Studying spatial effects in signal transduction, such as colocalization along scaffold molecules, comes at a cost of complexity. In this paper, we propose a coarse-grained, particle-based spatial simulator, suited for large signal transduction models. Our approach is to combine the particle-based reaction and diffusion method, and (non-spatial) rulebased modeling: the location of each molecular complex is abstracted by a spheric particle, while its internal structure in terms of a site-graph is maintained explicit. The particles diffuse inside the cellular compartment and the colliding complexes stochastically interact according to a rulebased scheme. Since rules operate over molecular motifs (instead of full complexes), the rule set compactly describes a combinatorial or even infinite number of reactions. The method is tested on a model of Mitogen Activated Protein Kinase (MAPK) cascade of yeast pheromone response signaling. Results demonstrate that the molecules of the MAPK cascade co-localize along scaffold molecules, while the scaffold binds to a plasma membrane bound upstream component, localizing the whole signaling complex to the plasma membrane. Especially we show, how rings stabilize the resulting molecular complexes and derive the effective dissociation rate constant for it.

2012-06, Petrov, Tatjana, Ganguly, Arnab, Koeppl, Heinz

In this paper, we discuss a method for decomposition, abstraction and reconstruction of the stochastic semantics of rule-based systems with conserved number of agents.
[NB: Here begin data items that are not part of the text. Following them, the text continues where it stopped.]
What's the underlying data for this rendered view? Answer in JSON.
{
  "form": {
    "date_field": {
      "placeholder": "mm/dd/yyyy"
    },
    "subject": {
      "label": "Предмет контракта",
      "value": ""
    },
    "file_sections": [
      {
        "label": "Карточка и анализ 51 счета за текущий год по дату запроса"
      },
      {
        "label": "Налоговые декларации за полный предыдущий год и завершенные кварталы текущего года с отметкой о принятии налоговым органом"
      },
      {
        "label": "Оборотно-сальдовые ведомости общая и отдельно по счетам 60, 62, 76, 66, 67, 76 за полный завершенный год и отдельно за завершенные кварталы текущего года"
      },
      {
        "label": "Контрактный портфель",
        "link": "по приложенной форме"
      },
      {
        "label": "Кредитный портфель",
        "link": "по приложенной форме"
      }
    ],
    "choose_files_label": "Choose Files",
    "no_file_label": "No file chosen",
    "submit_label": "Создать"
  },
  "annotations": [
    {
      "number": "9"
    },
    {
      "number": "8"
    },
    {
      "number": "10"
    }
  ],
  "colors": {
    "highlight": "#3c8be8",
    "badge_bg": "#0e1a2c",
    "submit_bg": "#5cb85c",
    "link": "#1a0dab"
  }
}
Abstraction is induced by counting fragments instead of the species, which are the standard entities of information in molecular signaling. The rule-set can be decomposed to smaller rule-sets, so that the fragment-based dynamics of the whole rule-set is exactly a composition of species-based dynamics of smaller rule-sets. The reconstruction of the transient species-based dynamics is possible for certain initial distributions. We show that, if all the rules in a rule set are reversible, the reconstruction of the species-based dynamics is always possible at the stationary distribution. We use a case study of colloidal aggregation to demonstrate that the method can reduce the state space exponentially with respect to the standard, species-based description.

2011, Hafner, Marc, Petrov, Tatjana, Lu, James, Koeppl, Heinz

Despite the early success stories synthetic biology, the development of larger, more complex synthetic systems necessitates the use of appropriate design methodologies. In particular, the integration of smaller circuits in order to perform complex tasks remains one of the most important challenges faced in synthetic biology. We propose here a methodology to determine the region in the parameter space where a given dynamical model works as desired. It is based on the inverse problem of finding parameter sets that exhibit the specified behavior for a defined topology. The main issue we face is that such inverse mapping is highly expansive and suffers from instability: small changes in the specified dynamic property could lead to large deviations in the parameters for the identified models. To solve this issue, we discuss regularized maps complemented by local analysis. With a stabilized inversion map, small neighborhoods in the property space are mapped to small neighborhoods in the parameter space, thereby finding parameter vectors that are robust to the problem specification. To specify dynamic circuit properties we discuss Linear Temporal Logic (LTL). We apply these concepts to two models of the cyanobacterial circadian oscillation.